Objectives Pre-eclampsia is a leading cause of morbidity and mortality during pregnancy. Although the two forms of this disorder, early- (EOPE) and late-onset of pre-eclampsia (LOPE) are different, the underlying pathology remains elusive. We aim to unravel the difference and to identify novel biomarkers for EOPE and LOPE. Materials and Methods A complete comparison of both placental and peripheral blood transcriptomes was performed to investigate the pathology of pre-eclampsia. Single-cell transcriptomics of the maternal-fetal interface were integrated to identify novel biomarkers for EOPE and LOPE which were further verified at protein or mRNA level in patients. Results We found that the transcriptomes of placentae from EOPE, but not LOPE, were significantly different from their respective controls. Conversely, the transcriptomes of peripheral blood from LOPE were more different from their controls than EOPE. Importantly, we identified that several classical biomarkers of pre-eclampsia were expressed specifically in extravillous trophoblast and syncytiotrophoblast and only upregulated in EOPE, suggesting they should not be applied to all pre-eclampsia patients in general. We further identified novel biomarkers for EOPE and LOPE from differentially expressed genes (DEGs) of placental and peripheral blood, respectively.

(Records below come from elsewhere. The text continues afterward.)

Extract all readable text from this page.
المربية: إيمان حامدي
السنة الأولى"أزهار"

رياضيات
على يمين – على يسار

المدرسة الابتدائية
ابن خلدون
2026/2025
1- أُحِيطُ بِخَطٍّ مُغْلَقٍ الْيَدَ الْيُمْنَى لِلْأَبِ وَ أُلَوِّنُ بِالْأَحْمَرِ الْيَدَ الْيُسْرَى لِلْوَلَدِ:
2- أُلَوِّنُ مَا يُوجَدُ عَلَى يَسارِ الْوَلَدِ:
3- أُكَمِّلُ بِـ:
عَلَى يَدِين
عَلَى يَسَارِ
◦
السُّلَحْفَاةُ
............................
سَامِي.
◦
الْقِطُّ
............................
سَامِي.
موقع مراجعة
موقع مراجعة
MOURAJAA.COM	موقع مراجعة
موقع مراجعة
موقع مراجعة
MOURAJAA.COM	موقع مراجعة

The new biomarkers EBI3, IGF2, ORMDL3, GATA2 and KIR2DL4 were experimentally verified with patient blood samples. Conclusion Our data demonstrate distinct pathology of EOPE and LOPE, and uncover new biomarkers that can be applied in diagnosis for pre-eclampsia.

Automated summary

The study revealed that the transcriptomes of placentae from EOPE were significantly different from controls, while those from LOPE were not. Conversely, the transcriptomes of peripheral blood from LOPE showed more differences from controls compared to EOPE. Classical biomarkers of pre-eclampsia were specifically expressed in extravillous trophoblast and syncytiotrophoblast, only being upregulated in EOPE. New biomarkers for EOPE and LOPE, such as EBI3, IGF2, ORMDL3, GATA2, and KIR2DL4, were experimentally verified with patient samples.